Corinna, you can call Dr. Rhyne's office directly to set up an appointment.

June 11, 2019

do you have anything convenient to the lake norman area??
- randy howell
Reply From: OrthoCarolina

July 12, 2019

Randy, OrthoCarolina has several facilities where physicians perform fluoroscopically guided injections. Locations include Matthews, Monroe, Ballantyne, Randolph Road, Concord, Huntersville and Gastonia

June 11, 2019

How long do the shots last
- Lorraine tongue
Reply From: OrthoCarolina

July 12, 2019

Hi, every patient is different. Positive effects from injections may last days, weeks, months or years.

June 11, 2019

Is there anywhere closer to Charlotte that can administer this kind of procedure .
- Peggy Clay
Reply From: OrthoCarolina

July 12, 2019

Peggy, OrthoCarolina has several facilities where physicians perform fluoroscopically guided injections.

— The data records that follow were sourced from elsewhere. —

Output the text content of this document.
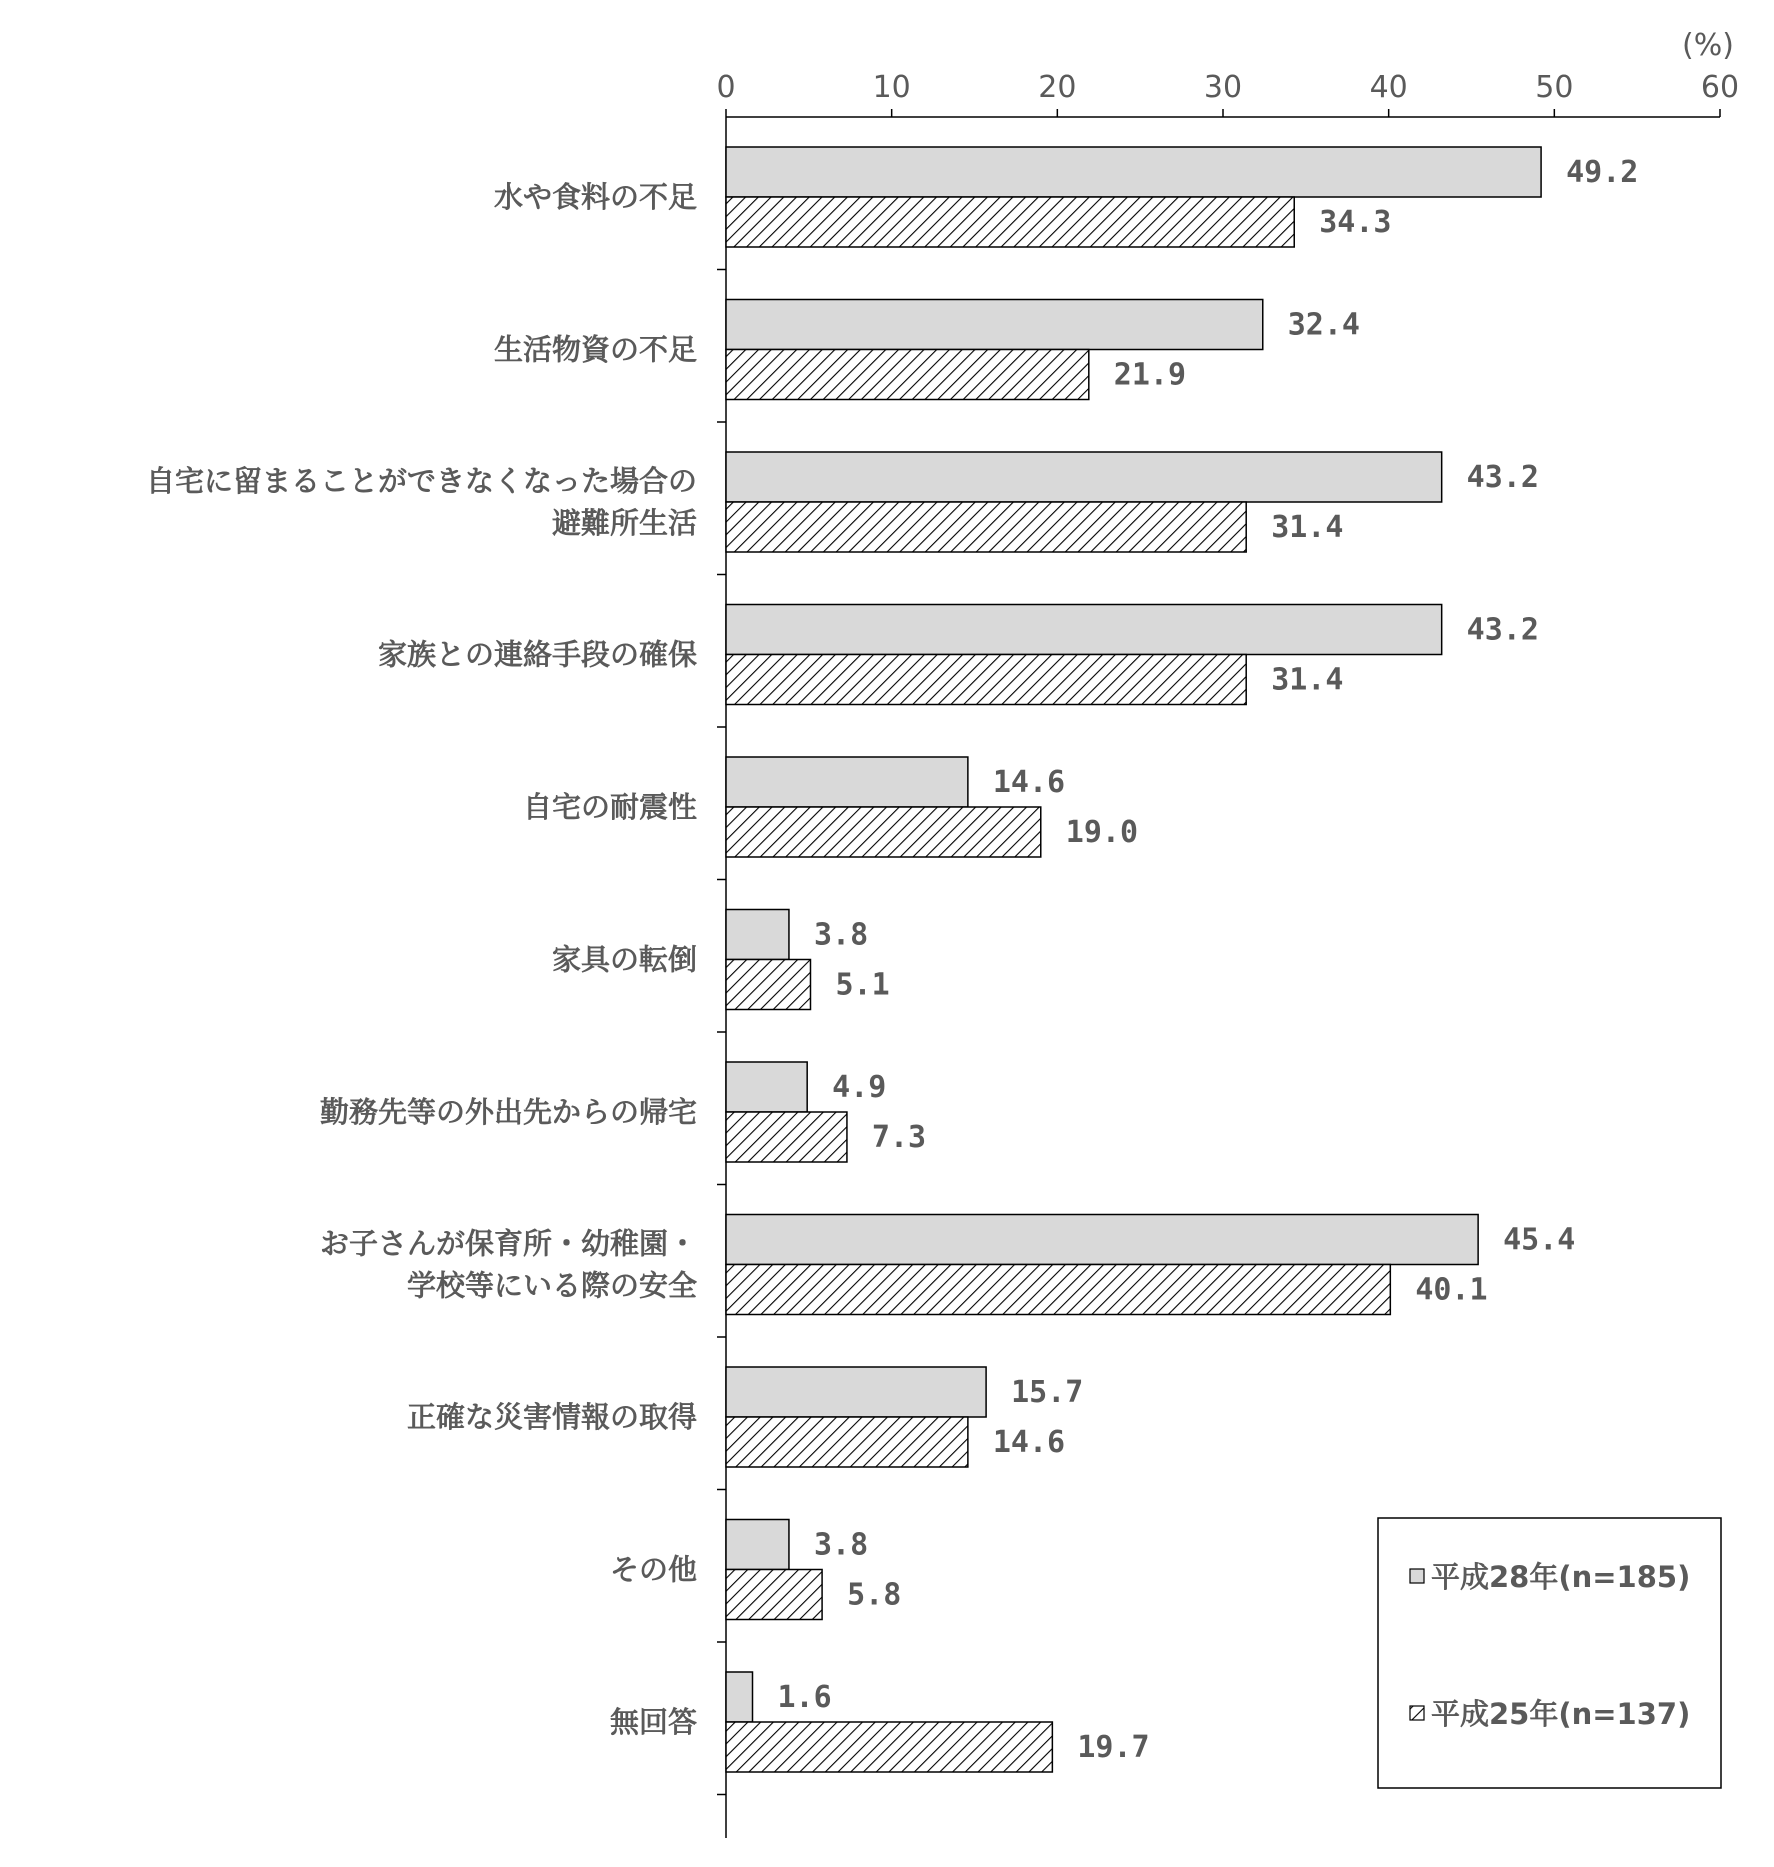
0	10	20	30	40	50	60
(%)
49.2
34.3
水や食料の不足
32.4
21.9
生活物資の不足
43.2
31.4
自宅に留まることができなくなった場合の
避難所生活
43.2
31.4
家族との連絡手段の確保
14.6
19.0
自宅の耐震性
3.8
5.1
家具の転倒
4.9
7.3
勤務先等の外出先からの帰宅
45.4
40.1
お子さんが保育所・幼稚園・
学校等にいる際の安全
15.7
14.6
正確な災害情報の取得
3.8
5.8
その他
1.6
19.7
無回答
平成28年(n=185)
平成25年(n=137)
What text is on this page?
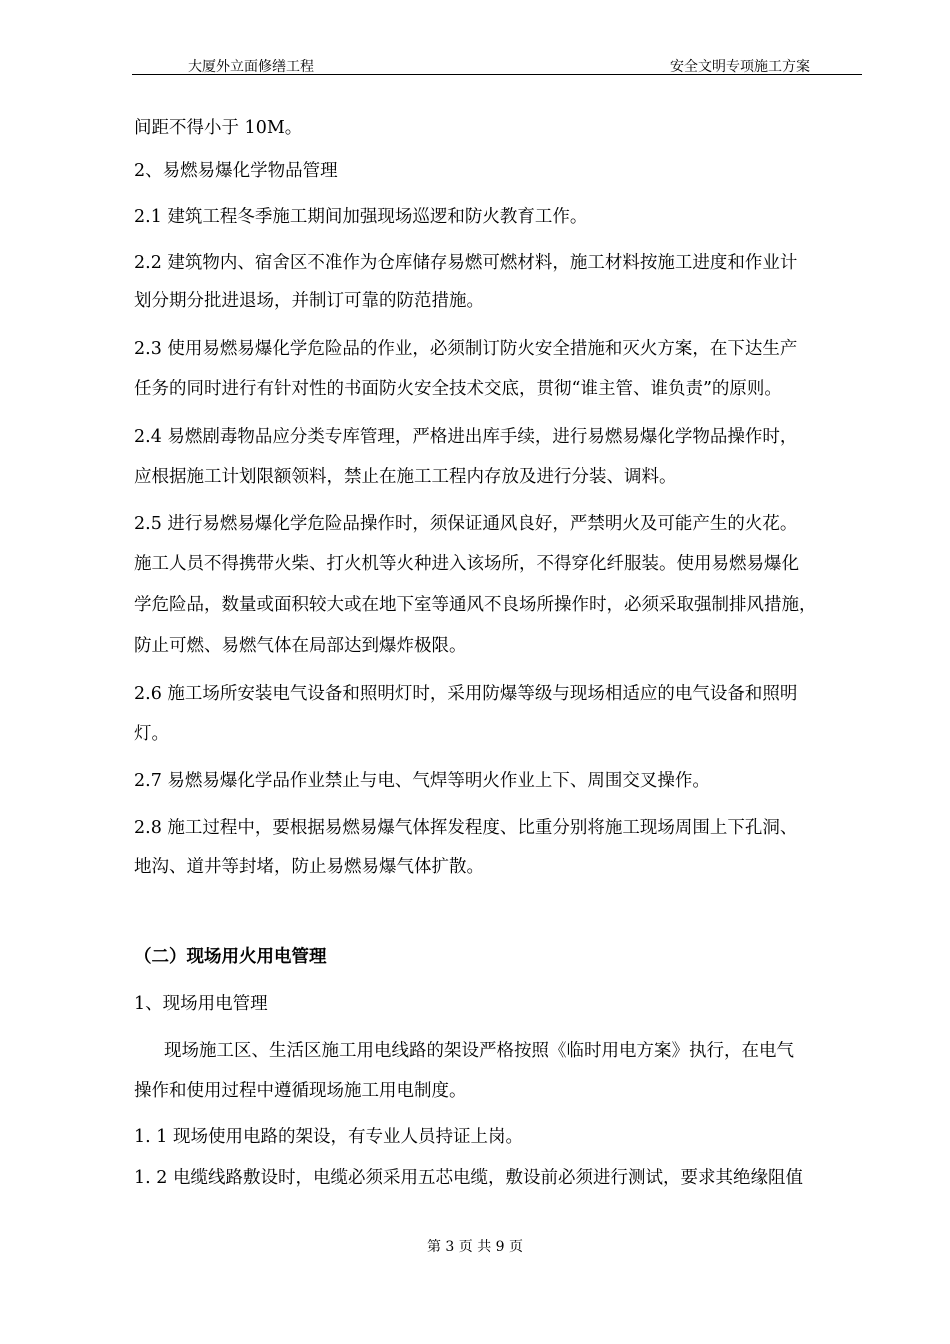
大厦外立面修缮工程	安全文明专项施工方案
间距不得小于 10M。
2、易燃易爆化学物品管理
2.1 建筑工程冬季施工期间加强现场巡逻和防火教育工作。
2.2 建筑物内、宿舍区不准作为仓库储存易燃可燃材料，施工材料按施工进度和作业计
划分期分批进退场，并制订可靠的防范措施。
2.3 使用易燃易爆化学危险品的作业，必须制订防火安全措施和灭火方案，在下达生产
任务的同时进行有针对性的书面防火安全技术交底，贯彻“谁主管、谁负责”的原则。
2.4 易燃剧毒物品应分类专库管理，严格进出库手续，进行易燃易爆化学物品操作时，
应根据施工计划限额领料，禁止在施工工程内存放及进行分装、调料。
2.5 进行易燃易爆化学危险品操作时，须保证通风良好，严禁明火及可能产生的火花。
施工人员不得携带火柴、打火机等火种进入该场所，不得穿化纤服装。使用易燃易爆化
学危险品，数量或面积较大或在地下室等通风不良场所操作时，必须采取强制排风措施，
防止可燃、易燃气体在局部达到爆炸极限。
2.6 施工场所安装电气设备和照明灯时，采用防爆等级与现场相适应的电气设备和照明
灯。
2.7 易燃易爆化学品作业禁止与电、气焊等明火作业上下、周围交叉操作。
2.8 施工过程中，要根据易燃易爆气体挥发程度、比重分别将施工现场周围上下孔洞、
地沟、道井等封堵，防止易燃易爆气体扩散。
（二）现场用火用电管理
1、现场用电管理
现场施工区、生活区施工用电线路的架设严格按照《临时用电方案》执行，在电气
操作和使用过程中遵循现场施工用电制度。
1. 1 现场使用电路的架设，有专业人员持证上岗。
1. 2 电缆线路敷设时，电缆必须采用五芯电缆，敷设前必须进行测试，要求其绝缘阻值
第 3 页 共 9 页
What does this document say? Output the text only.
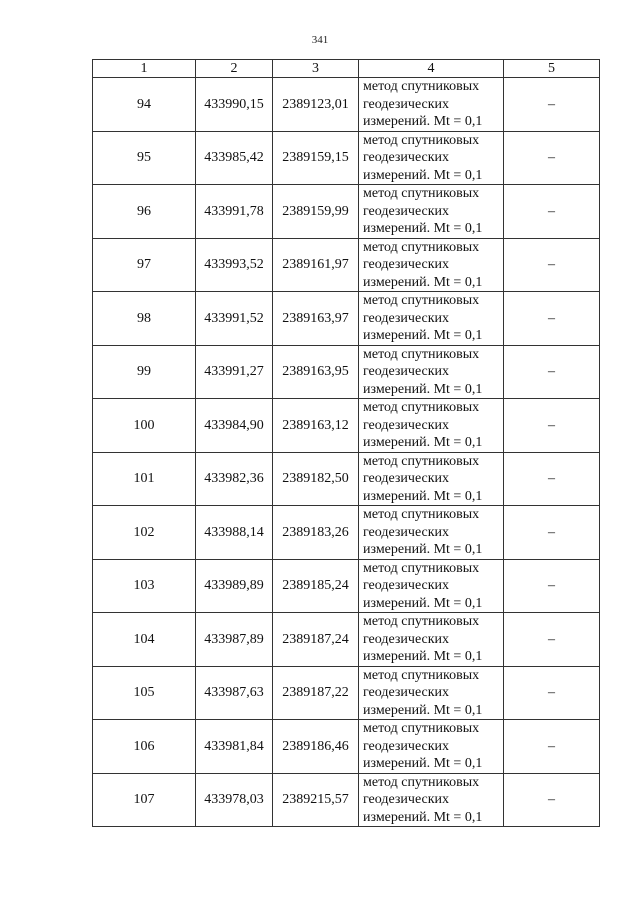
341
1	2	3	4	5
94	433990,15	2389123,01	метод спутниковых
геодезических
измерений. Mt = 0,1	–
95	433985,42	2389159,15	метод спутниковых
геодезических
измерений. Mt = 0,1	–
96	433991,78	2389159,99	метод спутниковых
геодезических
измерений. Mt = 0,1	–
97	433993,52	2389161,97	метод спутниковых
геодезических
измерений. Mt = 0,1	–
98	433991,52	2389163,97	метод спутниковых
геодезических
измерений. Mt = 0,1	–
99	433991,27	2389163,95	метод спутниковых
геодезических
измерений. Mt = 0,1	–
100	433984,90	2389163,12	метод спутниковых
геодезических
измерений. Mt = 0,1	–
101	433982,36	2389182,50	метод спутниковых
геодезических
измерений. Mt = 0,1	–
102	433988,14	2389183,26	метод спутниковых
геодезических
измерений. Mt = 0,1	–
103	433989,89	2389185,24	метод спутниковых
геодезических
измерений. Mt = 0,1	–
104	433987,89	2389187,24	метод спутниковых
геодезических
измерений. Mt = 0,1	–
105	433987,63	2389187,22	метод спутниковых
геодезических
измерений. Mt = 0,1	–
106	433981,84	2389186,46	метод спутниковых
геодезических
измерений. Mt = 0,1	–
107	433978,03	2389215,57	метод спутниковых
геодезических
измерений. Mt = 0,1	–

Locations include Matthews, Monroe, Ballantyne, Randolph Road, Concord, Huntersville and Gastonia

June 11, 2019

Does Medicare pay for them oh, and how much are they a if I paid cash
- John Warden
Reply From: OrthoCarolina

July 12, 2019

John, Most insurances cover these injections; what percentage of the injection cost is covered is dependent on a patient’s individual insurance plan. You can call and ask for our business office for specific plan and cost questions.